Trump backers are dismissive of the divide-and-conquer strategy, calling it a last-gasp effort that will only perpetuate divisions within the GOP and will aid Democratic presidential front-runner Mrs. Clinton.

“It’s going to be successful in electing Hillary — their divide and conquer for Hillary — is what that tactic’s going to lead to,” former Alaska Gov. Sarah Palin, a Trump backer, said Sunday as she campaigned at a rodeo in Arcadia, southeast of Tampa.

“It makes no sense to average, everyday Americans who aren’t part of that kind of inside baseball power struggle play that they’re all part of,” she said. “Their divide and conquer is a stupid strategy.”

There’s no polling to know for sure whether the tactic is working, but analysts said it’s been tried before and didn’t work.

Larry J. Sabato, director of the University of Virginia’s Center for Politics, pointed to 1964, when moderate and liberal Republicans teamed up to try to stop Sen. Barry Goldwater from claiming the GOP’s nomination.

“It was a different era and primaries were many fewer, but Govs. Nelson Rockefeller, George Romney, Bill Scranton and other officeholders tried to orchestrate a group of favorite sons, including themselves, to deny Goldwater a convention majority. Obviously it didn’t work,” Mr. Sabato said.

The Rubio campaign, which has been the most vocal proponent of the divide-and-conquer strategy, said it was mostly a recognition of reality.

“I can tell you that in Florida, I’m the only one that can beat Donald Trump, and whether someone supports Ted Cruz or John Kasich, if you vote for them in Florida, you’re in essence voting for Donald Trump,” Mr. Rubio said.

But he said there are limits to how far the coordination can go. He ruled out the possibility of joining forces with Mr. Cruz.
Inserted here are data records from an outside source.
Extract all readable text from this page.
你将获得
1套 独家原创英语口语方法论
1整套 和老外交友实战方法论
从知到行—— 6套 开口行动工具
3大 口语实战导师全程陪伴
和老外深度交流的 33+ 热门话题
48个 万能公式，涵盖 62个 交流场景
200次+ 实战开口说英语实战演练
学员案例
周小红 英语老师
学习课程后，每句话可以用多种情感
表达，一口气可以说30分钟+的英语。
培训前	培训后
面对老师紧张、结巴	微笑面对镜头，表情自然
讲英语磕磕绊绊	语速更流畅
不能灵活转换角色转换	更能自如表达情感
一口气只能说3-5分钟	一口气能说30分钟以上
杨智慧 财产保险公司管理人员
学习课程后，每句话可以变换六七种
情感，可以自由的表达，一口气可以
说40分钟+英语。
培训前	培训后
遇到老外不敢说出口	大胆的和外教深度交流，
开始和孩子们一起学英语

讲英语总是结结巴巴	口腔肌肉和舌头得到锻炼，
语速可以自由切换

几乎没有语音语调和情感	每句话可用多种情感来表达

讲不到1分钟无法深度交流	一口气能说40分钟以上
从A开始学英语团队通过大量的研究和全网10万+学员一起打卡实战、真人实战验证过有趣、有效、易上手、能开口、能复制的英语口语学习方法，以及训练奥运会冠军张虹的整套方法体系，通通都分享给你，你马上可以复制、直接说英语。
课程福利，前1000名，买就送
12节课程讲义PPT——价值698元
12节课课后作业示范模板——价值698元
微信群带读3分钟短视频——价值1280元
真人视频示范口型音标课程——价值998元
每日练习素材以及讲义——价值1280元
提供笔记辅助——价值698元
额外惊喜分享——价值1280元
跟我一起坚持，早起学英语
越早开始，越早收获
Part of the problem this year is that while strategic voting could help Mr. Rubio and Mr. Kasich stay in the race longer, it hurts Mr. Cruz’s chance to get Mr. Trump in the one-on-one matchup that polls say he could win.

“Florida and Ohio are going to have an outsize role in all of this, in terms of whether Trump has the magic number of delegates or whether he goes in to the convention short of the finish line,” said Florida Agriculture Commissioner Adam Putnam, a Rubio backer. “If he doesn’t get to the magic number, I think there’s a number of variables out there in terms of how close he actually is, whether the other candidates remain consolidate around an alternative or whether they continue to splinter in terms of endorsing Trump or not endorsing Trump. You’re writing a new playbook at that point.”

Establishment Republicans had hoped that as the field narrowed, anti-Trump forces would consolidate. But Mr. Trump says he’ll get some of the voters who would have backed former candidates — and indeed he’s won several surprising endorsements.

New Jersey Gov. Chris Christie stunned his party by backing Mr. Trump, and on Friday retired neurosurgeon Ben Carson, who dropped out of the race earlier this month, followed suit.

Seth McLaughlin reported from Columbus, Ohio. David Sherfinski and Anjali Shastry contributed to this article from Washington.